İnal Batu’nun TC Büyükelçiliğinde emekli Albay Aytaç Beşeşler’e kurdurduğu YDP’ye; Beşeşler’den sonra Türkiye’deki Doğruyol Partisi Kurucular Kurulu üyesi olan ve Genel Sekreter Yardımcılığı yapan, Niğde’den milletvekili adayı olup seçilemeyen Orhan Üçok lider oldu!
Tam anlamıyla, dört dörtlük bir yerleşimci sömürgeciliği fotoğrafı…
Albay Beşeşler 20 Temmuz Harekâtı’nda ilk personel hizmet taburunda sefir subayı, 1979’a kadar yerleşimci nüfusla temas halinde Sivil Savunma (Özel Harp) uzmanı, 1984’te de TC Elçiliğinde kurulan YDP’nin başkanı. Ondan sonraki başkan da Tansu Çiller-Mehmet Ağar’ın DYP’sinin kurucularından biri…
Tam anlamıyla, dört dörtlük bir ‘Derin Devlet’ fotoğrafı…
***
26 Mart 1990 tarihli yazısında şöyle diyordu Özker Özgür:
‘‘CTP, TKP ve YDP her konuda anlaşabilen üç parti değillerdir.
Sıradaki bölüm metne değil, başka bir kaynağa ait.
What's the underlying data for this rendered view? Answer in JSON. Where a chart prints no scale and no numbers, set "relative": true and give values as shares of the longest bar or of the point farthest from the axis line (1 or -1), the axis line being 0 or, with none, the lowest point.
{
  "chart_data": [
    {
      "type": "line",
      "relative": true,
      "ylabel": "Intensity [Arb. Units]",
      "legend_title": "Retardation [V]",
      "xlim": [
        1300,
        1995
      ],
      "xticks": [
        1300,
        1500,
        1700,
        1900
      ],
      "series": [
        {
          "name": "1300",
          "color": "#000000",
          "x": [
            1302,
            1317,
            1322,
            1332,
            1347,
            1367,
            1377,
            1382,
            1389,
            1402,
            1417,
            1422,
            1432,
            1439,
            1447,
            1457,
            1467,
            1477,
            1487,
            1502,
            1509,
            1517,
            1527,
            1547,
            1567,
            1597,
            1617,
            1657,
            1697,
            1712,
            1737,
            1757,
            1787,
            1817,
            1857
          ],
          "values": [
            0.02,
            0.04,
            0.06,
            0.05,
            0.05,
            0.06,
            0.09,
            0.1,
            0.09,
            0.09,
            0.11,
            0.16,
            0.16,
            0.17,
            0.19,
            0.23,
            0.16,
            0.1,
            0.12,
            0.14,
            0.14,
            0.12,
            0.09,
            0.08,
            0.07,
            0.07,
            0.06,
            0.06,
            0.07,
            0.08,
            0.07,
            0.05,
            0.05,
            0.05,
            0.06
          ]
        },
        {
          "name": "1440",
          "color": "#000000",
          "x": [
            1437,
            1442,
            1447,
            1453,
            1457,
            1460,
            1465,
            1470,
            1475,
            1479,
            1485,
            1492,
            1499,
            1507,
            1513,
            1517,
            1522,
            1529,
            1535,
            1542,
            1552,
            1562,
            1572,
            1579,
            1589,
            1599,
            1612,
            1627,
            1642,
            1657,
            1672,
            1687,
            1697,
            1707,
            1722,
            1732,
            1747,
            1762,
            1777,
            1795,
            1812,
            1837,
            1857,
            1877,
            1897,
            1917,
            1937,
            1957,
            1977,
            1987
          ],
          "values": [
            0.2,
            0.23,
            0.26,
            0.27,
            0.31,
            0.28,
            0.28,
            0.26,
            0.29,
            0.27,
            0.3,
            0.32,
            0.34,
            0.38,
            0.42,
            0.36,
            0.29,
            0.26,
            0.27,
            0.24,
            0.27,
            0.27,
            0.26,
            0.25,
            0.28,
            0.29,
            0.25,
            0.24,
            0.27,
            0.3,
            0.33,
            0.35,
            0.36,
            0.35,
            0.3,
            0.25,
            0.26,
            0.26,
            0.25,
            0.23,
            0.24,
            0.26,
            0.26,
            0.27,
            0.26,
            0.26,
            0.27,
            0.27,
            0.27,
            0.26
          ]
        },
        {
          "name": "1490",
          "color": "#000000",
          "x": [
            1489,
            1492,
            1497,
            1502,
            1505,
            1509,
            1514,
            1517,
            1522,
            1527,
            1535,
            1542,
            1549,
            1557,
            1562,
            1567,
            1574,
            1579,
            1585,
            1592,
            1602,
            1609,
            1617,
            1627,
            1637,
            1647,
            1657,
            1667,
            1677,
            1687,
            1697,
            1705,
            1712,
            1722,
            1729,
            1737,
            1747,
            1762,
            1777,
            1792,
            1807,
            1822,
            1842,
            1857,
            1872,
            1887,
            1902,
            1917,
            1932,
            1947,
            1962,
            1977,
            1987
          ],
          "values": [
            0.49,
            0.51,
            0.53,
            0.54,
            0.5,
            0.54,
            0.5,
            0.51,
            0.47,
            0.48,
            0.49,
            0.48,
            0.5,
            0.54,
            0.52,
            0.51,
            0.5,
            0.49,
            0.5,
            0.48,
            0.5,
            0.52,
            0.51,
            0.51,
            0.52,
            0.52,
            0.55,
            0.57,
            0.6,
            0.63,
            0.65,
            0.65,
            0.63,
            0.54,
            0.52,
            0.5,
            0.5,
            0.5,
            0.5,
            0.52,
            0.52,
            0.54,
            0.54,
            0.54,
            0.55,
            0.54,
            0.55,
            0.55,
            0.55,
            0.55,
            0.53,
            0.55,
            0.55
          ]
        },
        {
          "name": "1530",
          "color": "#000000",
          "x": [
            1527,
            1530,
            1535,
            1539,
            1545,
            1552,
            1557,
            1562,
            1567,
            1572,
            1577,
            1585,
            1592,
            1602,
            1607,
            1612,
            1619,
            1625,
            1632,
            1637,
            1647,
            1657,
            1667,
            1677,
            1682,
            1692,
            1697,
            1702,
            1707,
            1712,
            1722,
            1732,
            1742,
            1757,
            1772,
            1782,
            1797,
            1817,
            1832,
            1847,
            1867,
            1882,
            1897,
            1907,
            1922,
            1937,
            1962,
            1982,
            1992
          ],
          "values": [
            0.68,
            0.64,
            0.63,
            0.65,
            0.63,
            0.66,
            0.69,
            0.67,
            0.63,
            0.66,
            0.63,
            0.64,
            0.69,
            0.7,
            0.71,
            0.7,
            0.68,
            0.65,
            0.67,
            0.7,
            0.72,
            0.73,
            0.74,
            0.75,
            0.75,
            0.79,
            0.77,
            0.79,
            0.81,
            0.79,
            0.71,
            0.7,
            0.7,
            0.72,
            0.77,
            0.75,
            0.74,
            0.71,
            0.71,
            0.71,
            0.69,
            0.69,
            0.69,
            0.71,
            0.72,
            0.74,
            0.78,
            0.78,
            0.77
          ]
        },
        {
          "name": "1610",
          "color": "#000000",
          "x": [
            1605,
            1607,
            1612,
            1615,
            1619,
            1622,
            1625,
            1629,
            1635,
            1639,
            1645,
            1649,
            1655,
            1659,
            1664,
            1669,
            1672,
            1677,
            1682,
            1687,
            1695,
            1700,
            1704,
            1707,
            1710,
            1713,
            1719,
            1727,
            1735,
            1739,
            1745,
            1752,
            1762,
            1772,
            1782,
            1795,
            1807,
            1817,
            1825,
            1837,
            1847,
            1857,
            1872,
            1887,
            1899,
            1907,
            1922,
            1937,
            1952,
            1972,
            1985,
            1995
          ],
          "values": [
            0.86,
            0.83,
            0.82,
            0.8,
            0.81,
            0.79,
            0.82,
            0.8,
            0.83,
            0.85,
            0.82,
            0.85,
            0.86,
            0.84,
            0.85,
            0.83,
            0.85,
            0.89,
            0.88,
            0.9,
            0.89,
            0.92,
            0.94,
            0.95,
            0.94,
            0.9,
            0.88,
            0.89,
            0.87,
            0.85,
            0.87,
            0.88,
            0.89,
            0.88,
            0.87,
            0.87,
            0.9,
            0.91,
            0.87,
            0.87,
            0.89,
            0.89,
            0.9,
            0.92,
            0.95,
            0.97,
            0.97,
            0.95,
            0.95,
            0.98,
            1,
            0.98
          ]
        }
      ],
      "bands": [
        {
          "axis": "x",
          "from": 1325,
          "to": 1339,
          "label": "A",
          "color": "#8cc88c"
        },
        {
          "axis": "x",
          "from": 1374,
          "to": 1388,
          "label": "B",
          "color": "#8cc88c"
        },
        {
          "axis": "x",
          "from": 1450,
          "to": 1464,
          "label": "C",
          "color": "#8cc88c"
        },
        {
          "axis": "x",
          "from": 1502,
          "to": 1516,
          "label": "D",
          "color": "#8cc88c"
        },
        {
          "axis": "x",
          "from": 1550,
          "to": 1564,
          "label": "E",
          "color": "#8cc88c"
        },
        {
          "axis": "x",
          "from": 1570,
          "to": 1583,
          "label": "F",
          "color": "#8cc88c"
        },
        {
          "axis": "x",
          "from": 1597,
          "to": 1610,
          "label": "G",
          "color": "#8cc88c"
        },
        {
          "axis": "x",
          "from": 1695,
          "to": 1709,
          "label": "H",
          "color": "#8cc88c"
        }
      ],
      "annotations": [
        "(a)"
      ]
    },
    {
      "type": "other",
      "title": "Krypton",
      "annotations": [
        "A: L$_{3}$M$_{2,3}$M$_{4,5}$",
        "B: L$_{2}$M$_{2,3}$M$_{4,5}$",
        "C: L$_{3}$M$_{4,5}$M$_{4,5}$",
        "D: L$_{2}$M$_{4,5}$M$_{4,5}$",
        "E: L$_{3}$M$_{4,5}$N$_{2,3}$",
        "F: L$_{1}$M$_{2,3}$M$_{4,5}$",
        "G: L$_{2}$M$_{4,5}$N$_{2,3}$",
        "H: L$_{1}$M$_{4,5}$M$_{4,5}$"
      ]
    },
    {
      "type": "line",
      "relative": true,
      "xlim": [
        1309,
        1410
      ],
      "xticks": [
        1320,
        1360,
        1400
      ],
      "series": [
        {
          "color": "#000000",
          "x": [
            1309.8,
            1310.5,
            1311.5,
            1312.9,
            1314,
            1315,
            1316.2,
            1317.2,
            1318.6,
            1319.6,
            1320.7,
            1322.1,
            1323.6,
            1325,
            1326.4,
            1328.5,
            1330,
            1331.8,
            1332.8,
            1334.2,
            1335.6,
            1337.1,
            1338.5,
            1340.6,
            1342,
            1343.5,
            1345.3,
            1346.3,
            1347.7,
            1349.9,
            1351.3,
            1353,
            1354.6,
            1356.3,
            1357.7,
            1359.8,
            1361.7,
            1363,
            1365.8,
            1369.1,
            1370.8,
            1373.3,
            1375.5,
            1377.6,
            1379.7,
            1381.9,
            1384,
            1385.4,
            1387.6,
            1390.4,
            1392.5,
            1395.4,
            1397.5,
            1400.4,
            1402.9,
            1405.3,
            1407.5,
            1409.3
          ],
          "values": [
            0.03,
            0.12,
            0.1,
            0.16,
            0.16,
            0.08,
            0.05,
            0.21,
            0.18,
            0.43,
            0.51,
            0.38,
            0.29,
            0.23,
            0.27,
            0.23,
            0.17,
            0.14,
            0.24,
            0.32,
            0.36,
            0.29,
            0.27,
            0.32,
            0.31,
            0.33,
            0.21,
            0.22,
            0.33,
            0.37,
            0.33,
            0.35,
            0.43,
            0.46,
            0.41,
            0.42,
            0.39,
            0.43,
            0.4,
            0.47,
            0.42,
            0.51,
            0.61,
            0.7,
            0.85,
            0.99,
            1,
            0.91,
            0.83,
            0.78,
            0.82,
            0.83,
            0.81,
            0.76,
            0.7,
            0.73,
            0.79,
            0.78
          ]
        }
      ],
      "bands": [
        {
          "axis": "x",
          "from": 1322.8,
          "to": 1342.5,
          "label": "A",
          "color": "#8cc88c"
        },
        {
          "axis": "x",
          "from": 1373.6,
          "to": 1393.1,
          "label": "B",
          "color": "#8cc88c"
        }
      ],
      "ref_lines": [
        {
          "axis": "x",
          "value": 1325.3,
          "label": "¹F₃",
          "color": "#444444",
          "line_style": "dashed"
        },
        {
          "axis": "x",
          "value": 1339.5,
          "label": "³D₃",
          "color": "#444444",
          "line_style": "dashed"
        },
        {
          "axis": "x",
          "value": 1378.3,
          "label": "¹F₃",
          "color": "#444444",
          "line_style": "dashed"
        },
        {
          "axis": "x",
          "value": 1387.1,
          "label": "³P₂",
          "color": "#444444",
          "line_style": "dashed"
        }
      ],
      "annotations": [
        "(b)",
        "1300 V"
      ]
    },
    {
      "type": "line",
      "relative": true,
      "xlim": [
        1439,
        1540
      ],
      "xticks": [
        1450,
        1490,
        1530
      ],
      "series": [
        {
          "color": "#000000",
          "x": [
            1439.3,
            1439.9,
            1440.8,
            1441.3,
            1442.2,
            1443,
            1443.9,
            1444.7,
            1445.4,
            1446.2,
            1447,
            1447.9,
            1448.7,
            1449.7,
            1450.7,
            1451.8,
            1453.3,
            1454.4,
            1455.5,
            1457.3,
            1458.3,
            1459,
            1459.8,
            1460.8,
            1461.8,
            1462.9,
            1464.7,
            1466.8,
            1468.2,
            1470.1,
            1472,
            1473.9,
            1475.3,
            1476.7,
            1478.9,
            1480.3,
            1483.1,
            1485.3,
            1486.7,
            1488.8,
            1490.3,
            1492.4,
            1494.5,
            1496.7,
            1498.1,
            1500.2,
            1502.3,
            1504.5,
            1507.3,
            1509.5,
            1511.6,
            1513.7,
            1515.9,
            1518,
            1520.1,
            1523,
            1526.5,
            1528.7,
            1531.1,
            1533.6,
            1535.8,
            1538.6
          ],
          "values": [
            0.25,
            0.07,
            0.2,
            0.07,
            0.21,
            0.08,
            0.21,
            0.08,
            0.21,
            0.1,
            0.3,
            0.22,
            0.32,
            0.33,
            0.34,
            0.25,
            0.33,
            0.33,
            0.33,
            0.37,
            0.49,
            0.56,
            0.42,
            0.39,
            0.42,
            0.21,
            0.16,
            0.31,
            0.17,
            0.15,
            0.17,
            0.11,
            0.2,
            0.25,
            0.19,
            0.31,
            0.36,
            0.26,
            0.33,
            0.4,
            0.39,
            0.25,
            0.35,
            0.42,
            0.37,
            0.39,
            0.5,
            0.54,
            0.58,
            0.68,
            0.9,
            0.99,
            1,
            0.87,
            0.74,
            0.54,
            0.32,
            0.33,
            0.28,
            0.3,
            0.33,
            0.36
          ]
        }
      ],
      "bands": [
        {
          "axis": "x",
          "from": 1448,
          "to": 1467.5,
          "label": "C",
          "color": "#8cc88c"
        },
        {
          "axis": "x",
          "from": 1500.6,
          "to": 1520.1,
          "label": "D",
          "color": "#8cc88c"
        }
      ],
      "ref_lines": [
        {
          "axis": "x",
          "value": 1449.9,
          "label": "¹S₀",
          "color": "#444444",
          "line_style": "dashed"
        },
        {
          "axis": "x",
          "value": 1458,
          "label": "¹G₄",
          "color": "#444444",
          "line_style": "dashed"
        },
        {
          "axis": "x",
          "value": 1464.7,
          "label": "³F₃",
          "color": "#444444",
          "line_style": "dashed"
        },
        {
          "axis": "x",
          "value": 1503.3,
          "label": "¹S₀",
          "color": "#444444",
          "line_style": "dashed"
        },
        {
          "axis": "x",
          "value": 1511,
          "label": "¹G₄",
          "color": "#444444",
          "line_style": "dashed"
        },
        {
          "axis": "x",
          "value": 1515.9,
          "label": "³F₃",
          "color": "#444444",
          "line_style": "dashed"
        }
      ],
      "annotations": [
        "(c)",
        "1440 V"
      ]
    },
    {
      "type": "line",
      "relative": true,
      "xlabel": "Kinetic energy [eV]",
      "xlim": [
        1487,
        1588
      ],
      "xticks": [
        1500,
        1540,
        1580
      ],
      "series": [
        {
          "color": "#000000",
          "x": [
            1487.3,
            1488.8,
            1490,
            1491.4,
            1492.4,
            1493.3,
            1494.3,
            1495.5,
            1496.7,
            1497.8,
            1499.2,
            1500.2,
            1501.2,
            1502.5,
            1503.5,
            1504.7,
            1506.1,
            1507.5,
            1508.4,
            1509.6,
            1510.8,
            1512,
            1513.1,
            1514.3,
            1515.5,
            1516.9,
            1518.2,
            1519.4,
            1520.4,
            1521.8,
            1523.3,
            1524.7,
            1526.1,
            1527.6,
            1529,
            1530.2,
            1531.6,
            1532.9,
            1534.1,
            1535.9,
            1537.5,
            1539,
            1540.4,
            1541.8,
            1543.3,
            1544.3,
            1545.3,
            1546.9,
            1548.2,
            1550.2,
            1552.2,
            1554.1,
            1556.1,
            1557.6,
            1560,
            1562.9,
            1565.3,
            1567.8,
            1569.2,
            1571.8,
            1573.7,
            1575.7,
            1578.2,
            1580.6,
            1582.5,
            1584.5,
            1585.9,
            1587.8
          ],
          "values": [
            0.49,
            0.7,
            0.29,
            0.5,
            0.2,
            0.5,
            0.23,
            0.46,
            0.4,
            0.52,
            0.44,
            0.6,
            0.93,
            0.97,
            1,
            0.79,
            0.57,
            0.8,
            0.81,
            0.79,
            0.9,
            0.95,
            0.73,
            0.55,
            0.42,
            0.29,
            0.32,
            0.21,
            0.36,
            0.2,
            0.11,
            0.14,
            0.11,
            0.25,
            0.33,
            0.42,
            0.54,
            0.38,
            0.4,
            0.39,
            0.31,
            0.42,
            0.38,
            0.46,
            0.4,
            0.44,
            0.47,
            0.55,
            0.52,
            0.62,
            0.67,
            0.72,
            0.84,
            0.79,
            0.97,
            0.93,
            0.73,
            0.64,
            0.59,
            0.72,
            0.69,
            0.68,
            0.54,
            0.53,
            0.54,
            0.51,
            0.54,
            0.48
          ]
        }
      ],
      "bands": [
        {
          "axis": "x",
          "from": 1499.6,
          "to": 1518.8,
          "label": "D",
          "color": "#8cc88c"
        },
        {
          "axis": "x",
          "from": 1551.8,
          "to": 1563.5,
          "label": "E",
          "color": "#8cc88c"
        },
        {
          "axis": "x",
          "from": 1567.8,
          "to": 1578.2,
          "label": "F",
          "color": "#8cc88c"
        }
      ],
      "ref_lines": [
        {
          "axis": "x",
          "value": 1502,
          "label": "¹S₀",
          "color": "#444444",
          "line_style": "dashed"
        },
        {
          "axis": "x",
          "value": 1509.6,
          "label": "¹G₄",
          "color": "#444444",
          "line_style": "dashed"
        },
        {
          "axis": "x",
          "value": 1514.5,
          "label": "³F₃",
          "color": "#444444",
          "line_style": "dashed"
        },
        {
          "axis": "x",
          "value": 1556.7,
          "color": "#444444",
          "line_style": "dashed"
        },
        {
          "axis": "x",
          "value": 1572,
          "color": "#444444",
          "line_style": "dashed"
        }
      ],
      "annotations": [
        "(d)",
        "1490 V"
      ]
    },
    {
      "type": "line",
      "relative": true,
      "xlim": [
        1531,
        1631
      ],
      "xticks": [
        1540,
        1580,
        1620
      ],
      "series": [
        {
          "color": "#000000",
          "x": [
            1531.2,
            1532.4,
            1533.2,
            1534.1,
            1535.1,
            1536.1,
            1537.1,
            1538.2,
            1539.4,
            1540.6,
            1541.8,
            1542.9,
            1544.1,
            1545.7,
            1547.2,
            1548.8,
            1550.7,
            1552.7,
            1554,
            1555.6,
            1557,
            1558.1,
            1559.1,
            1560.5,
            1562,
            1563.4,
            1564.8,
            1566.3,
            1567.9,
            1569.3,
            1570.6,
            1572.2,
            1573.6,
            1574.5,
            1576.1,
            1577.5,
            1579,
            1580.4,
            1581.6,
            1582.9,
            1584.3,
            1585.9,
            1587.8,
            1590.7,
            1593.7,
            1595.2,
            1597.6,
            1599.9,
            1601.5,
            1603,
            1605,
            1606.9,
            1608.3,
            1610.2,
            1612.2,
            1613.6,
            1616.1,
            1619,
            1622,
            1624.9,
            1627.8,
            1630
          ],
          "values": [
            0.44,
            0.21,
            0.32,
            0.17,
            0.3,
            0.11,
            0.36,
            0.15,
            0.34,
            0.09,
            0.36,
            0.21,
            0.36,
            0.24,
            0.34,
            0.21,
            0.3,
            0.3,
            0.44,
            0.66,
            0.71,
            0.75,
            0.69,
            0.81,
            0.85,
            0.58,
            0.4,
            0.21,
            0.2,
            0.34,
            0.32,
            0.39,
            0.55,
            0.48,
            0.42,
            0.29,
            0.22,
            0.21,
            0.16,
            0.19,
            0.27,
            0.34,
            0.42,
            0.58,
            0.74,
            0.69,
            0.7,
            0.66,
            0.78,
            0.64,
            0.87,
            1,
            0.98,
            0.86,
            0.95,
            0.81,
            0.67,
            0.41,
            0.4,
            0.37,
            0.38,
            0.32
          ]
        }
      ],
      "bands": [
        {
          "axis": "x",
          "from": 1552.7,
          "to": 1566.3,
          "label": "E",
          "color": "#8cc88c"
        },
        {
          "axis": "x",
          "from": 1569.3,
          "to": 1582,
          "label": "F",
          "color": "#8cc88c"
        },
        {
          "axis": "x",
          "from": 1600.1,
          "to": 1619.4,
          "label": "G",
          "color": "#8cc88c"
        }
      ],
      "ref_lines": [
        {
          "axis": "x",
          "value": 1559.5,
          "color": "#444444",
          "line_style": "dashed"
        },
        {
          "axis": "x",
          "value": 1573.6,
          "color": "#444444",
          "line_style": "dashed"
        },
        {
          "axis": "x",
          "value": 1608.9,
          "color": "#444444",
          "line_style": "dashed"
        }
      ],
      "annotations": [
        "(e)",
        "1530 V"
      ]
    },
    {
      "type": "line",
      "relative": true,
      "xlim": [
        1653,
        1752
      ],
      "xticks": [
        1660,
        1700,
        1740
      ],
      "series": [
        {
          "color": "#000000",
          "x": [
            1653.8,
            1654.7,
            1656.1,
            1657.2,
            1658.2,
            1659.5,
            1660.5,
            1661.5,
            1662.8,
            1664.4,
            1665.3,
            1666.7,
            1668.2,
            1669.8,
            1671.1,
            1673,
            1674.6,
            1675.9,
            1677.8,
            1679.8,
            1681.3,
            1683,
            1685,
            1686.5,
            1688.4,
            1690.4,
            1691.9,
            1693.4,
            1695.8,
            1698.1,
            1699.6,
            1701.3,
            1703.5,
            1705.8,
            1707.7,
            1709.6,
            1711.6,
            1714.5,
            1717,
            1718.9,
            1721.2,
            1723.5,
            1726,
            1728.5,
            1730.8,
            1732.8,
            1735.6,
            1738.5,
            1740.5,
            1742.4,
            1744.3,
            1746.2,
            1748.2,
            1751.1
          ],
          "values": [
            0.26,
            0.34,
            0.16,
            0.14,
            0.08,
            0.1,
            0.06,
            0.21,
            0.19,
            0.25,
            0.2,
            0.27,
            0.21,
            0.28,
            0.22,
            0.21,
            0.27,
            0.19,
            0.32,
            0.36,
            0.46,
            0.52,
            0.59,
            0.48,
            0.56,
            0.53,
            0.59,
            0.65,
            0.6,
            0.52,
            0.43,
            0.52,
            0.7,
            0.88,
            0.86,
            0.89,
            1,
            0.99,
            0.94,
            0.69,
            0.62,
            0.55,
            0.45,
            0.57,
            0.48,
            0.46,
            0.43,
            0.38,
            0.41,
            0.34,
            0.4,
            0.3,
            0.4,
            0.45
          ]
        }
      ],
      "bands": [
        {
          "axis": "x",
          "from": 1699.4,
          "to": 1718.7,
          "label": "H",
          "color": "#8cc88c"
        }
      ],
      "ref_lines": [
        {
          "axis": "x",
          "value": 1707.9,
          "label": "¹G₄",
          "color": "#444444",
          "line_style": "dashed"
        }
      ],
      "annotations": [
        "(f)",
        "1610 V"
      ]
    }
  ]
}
Farklılıkları vardır. Buna karşın demokrasiyi UBP’ye katlettirmeme konusunda anlaşmışlardır. Bu Kıbrıs Türkleri ve YDP tabanı açısından büyük bir olumluluktur. Şu ya da bu nedenle birbirine yabancı gibi duran CTP, TKP ve YDP tabanı birbirlerine süratle ısınmaktadırlar. Eskiden olmayan diyalog şimdi vardır.
Sınıfsal köken olarak birbirlerinde pek farkı olmayan CTP, TKP ve YDP tabanı iskân, uyuşturucu ve eski eser mafyasının saldırısı altında olduklarını farketmişlerdir. Köylerde elimizi sıkan YDP’lilerin elleri de bizimkilerin elleri gibi nasırlıdır. El sıkışları en az bizimkilerinki kadar içtendir.
23 Şubat’ta Rum tarafında Kıbrıslı Rumlara da söylediğimiz gibi 1974’ten sonra Kıbrıs’a gelip yerleşen Türkiye doğumlular Kıbrıs sorununun çözümünde bir engel oluşturmamalıdırlar. Ancak konunun insancıl yönünü göz ardı etmemek gerekir. İnsanlar politika öyle gerektiriyor diye yerden yere eşya parçaları gibi fırlatılmamalıdırlar.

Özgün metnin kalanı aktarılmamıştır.